First quarter results with approved Eylea (aflibercept) for wet AMD will be disclosed later this week, as well as updates on Regeneron's phase III pipeline. Meanwhile, company backers mulled the meaning of the Avalanche deal, centered on the Ocular Biofactory platform, which uses the body's own cells to produce therapeutic protein after one injection. With the adeno-associated virus (AAV) approach, viral genes are removed from AAV and replaced with specific genes encoding a protein that treats AMD.

Piper Jaffray analyst Edward Tenthoff called the Avalanche deal "exciting" for Regeneron, and "a smart strategy to defend and extend the Eylea franchise." Tenthoff forecast that Eylea sales in the U.S. will reach $392 million for the quarter and will exceed Regeneron's guidance of $1.7 billion to $1.8 billion for the year. "We will be focusing on overseas Eylea sales growth by Bayer [AG, of Leverkusen, Germany], which contributes high-margin profit," he added. Eylea, cleared by the FDA in 2011, is a soluble decoy receptor that binds to VEGF-A and placental growth factor.

Robyn Karnauskas with Deutsche Bank wrote in a report that Avalanche's AVA-101 reportedly has been dosed in 40 patients in an Australian study, with data expected in the middle of next year. "We think that safety might be good as we have not seen any issues so far," she speculated. "Focus remains on the long-term benefits of AAV-101 in terms of visual acuity." Another hang-up could be the drug's subretinal delivery route, which "may not be as easy as an intravitreal injection," Karnauskas wrote, adding that her firm is "keeping an eye" on safety issues that may be involved with the route.

Regeneron started the year with news that its relationship with Eylea partner Bayer would deepen by way of a new deal for a combination therapy in AMD. Bayer paid $25.5 million up front as part of the agreement to develop with Regeneron an antibody to platelet-derived growth factor receptor (PDGFR)-beta.
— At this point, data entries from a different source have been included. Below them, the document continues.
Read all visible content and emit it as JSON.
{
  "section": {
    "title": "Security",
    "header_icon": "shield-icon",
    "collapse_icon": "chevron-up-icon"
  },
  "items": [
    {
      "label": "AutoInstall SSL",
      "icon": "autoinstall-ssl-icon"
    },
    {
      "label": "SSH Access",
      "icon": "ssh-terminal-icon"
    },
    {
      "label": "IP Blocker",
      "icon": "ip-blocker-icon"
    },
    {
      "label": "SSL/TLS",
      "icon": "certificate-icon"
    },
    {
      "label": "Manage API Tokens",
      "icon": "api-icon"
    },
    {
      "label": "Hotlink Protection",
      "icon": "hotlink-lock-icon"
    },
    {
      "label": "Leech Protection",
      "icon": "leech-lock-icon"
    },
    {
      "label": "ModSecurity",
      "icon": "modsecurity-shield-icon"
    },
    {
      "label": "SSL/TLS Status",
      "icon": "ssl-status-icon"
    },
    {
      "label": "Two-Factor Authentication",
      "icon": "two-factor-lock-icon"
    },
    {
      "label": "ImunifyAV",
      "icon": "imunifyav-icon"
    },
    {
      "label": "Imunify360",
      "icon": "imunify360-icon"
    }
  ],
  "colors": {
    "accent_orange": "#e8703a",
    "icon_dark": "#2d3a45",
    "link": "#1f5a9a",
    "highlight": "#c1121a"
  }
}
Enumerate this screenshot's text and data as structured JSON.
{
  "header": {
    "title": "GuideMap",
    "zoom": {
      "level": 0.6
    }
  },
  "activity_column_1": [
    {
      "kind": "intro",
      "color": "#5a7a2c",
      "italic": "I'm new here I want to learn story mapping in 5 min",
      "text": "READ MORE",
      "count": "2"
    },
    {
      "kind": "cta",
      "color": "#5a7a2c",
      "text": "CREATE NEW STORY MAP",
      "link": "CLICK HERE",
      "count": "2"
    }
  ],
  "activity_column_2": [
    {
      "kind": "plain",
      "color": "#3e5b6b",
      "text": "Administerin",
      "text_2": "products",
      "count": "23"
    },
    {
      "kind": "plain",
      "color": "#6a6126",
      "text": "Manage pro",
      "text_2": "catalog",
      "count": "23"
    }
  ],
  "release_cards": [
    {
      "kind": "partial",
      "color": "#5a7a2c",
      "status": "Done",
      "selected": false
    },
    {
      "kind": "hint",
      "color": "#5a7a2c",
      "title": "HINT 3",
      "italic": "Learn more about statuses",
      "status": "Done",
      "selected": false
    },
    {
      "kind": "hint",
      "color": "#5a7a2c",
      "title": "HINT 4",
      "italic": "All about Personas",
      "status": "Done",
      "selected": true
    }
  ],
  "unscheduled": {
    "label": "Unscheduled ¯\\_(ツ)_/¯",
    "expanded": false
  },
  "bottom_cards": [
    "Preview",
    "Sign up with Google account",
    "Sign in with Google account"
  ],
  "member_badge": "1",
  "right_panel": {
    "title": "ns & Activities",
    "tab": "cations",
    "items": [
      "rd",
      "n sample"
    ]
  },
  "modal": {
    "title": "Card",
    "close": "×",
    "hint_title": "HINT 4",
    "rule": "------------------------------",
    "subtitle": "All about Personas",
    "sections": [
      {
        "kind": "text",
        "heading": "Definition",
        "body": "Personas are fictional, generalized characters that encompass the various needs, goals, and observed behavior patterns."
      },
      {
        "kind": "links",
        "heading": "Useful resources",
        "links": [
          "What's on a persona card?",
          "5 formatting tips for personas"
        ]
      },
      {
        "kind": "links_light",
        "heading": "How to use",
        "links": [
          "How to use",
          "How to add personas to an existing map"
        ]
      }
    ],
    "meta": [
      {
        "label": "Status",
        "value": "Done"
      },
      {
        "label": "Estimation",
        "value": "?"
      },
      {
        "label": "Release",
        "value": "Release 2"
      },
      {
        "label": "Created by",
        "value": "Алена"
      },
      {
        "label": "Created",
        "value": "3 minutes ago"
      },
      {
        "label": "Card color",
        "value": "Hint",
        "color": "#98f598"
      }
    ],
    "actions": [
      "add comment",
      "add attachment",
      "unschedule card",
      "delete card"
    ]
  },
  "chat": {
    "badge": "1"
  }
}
The idea is to pair the PDGFR candidate with Eylea for a one-shot therapy with better efficacy. (See BioWorld Today, Jan. 15, 2014.)

At the phase III stage, Regeneron has alirocumab (REGN727), an antibody targeting protein convertase subtilisin/kexin type 9 (PCSK9) for low-density lipoprotein cholesterol reduction, and sarilumab (REGN88), an interleukin-6 receptor antibody for rheumatoid arthritis.
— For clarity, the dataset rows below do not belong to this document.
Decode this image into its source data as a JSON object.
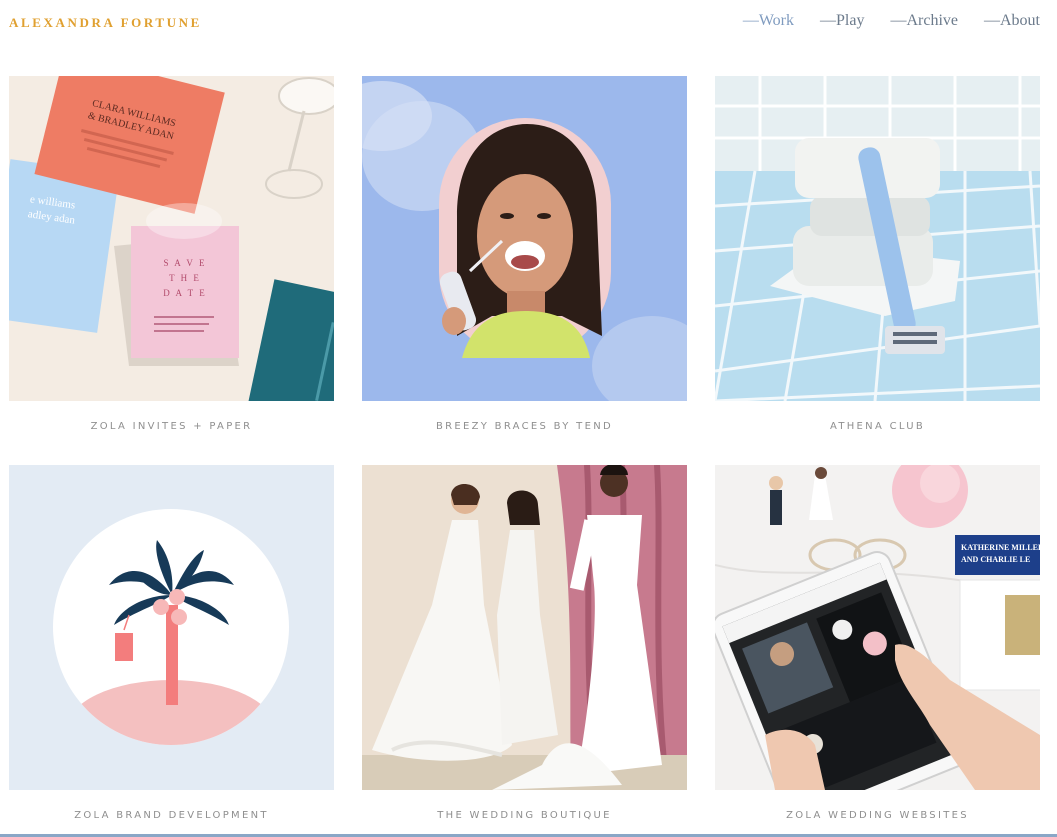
{
  "header": {
    "logo": "ALEXANDRA FORTUNE",
    "nav": [
      {
        "label": "—Work"
      },
      {
        "label": "—Play"
      },
      {
        "label": "—Archive"
      },
      {
        "label": "—About"
      }
    ]
  },
  "projects": [
    {
      "title": "ZOLA INVITES + PAPER",
      "image_icon": "wedding-invitation-photo",
      "card_text": {
        "names1": "CLARA WILLIAMS",
        "names2": "& BRADLEY ADAN",
        "save": [
          "S A V E",
          "T H E",
          "D A T E"
        ],
        "side1": "e williams",
        "side2": "adley adan"
      }
    },
    {
      "title": "BREEZY BRACES BY TEND",
      "image_icon": "smiling-woman-portrait-photo"
    },
    {
      "title": "ATHENA CLUB",
      "image_icon": "razor-and-soap-photo"
    },
    {
      "title": "ZOLA BRAND DEVELOPMENT",
      "image_icon": "palm-tree-illustration"
    },
    {
      "title": "THE WEDDING BOUTIQUE",
      "image_icon": "wedding-dresses-photo"
    },
    {
      "title": "ZOLA WEDDING WEBSITES",
      "image_icon": "tablet-wedding-website-photo",
      "card_text": {
        "katherine": "KATHERINE MILLER",
        "charlie": "AND CHARLIE LE"
      }
    }
  ],
  "colors": {
    "logo": "#e0a030",
    "nav": "#6b7a8b",
    "nav_active": "#7f9bbf",
    "caption": "#8f8f8f",
    "accent_line": "#8aa7c7"
  }
}
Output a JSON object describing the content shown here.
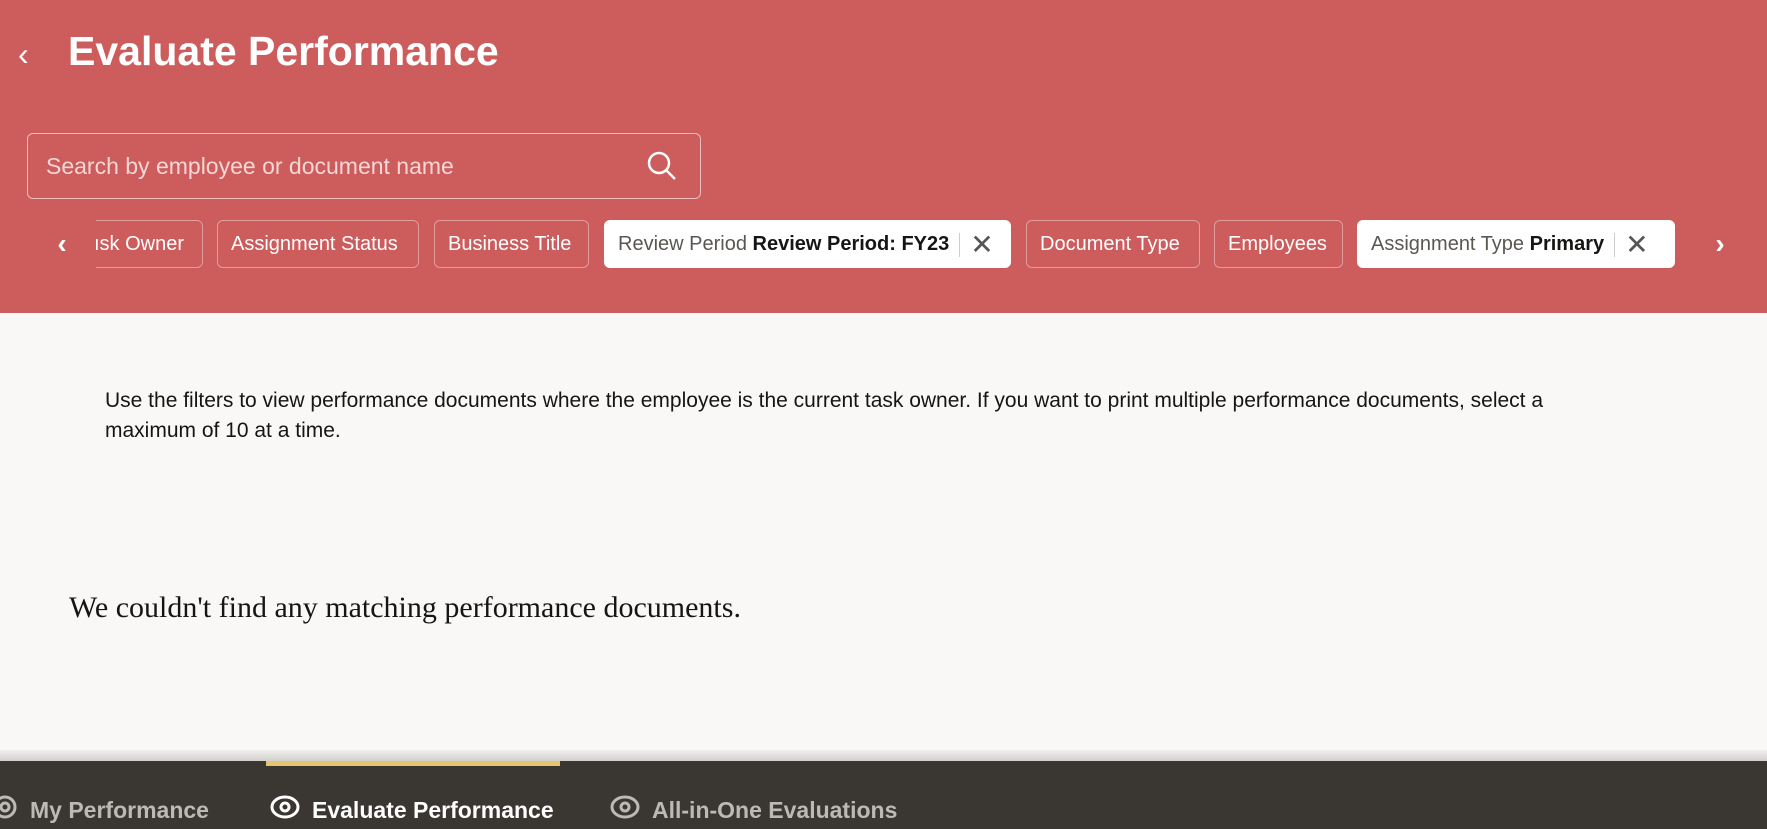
{
  "header": {
    "title": "Evaluate Performance"
  },
  "search": {
    "placeholder": "Search by employee or document name"
  },
  "filters": [
    {
      "label": "Task Owner",
      "display": "ısk Owner"
    },
    {
      "label": "Assignment Status"
    },
    {
      "label": "Business Title"
    },
    {
      "label": "Review Period",
      "value": "Review Period: FY23"
    },
    {
      "label": "Document Type"
    },
    {
      "label": "Employees"
    },
    {
      "label": "Assignment Type",
      "value": "Primary"
    }
  ],
  "main": {
    "instructions": "Use the filters to view performance documents where the employee is the current task owner. If you want to print multiple performance documents, select a maximum of 10 at a time.",
    "empty_message": "We couldn't find any matching performance documents."
  },
  "nav": {
    "tabs": [
      {
        "label": "My Performance"
      },
      {
        "label": "Evaluate Performance"
      },
      {
        "label": "All-in-One Evaluations"
      }
    ]
  },
  "colors": {
    "header": "#cd5c5c",
    "nav": "#3a3631",
    "indicator": "#e8c46a"
  }
}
Thousand Oaks, Calif.-based Amgen Inc. and Regeneron recently duked it out, data-wise, at the American College of Cardiology (ACC) meeting, where Amgen offered phase III data with its PCSK9 inhibitor evolocumab against cholesterol and Regeneron countered with late-stage findings of its own. (See BioWorld Today, April 1, 2014.)

The deal by Avalanche with Regeneron could have meaning for another firm in the space, but one perhaps not directly competitive: Applied Genetic Technologies Corp. (AGTC), of Alachua, Fla., which went public in March, raising $50 million. The company's three lead candidates are all preclinical and focused on rare eye diseases caused by mutations in single genes, with the most advanced program applying the company's AAV-based gene therapy vector system to treat X-linked retinoschisis, an inherited retinal disease that can lead to poor visual acuity in young boys and legal blindness in adult men. AGTC plans to submit an investigational new drug application to the FDA for the therapy in late 2014 and to start a phase I/II trial, with initial data expected in mid-2015. (See BioWorld Today, March 28, 2014.)

Roth Capital Partners analyst Joseph Pantginis wrote in a research report that, "though the Regeneron-Avalanche partnership could produce competition for AGTC, we ultimately believe that AGTC's focus on orphan diseases should shield the company from direct competition with Regeneron." And the special interest in Avalanches wet AMD candidate "may signal that Regeneron is looking for larger market opportunities than those AGTC is going after," in Pantginis' view. What's more, AGTC's focus on orphan disease could let the company bring its products to market without a partner.

Regeneron's stock (NASDAQ:REGN) closed Monday at $298.98, up $5.39.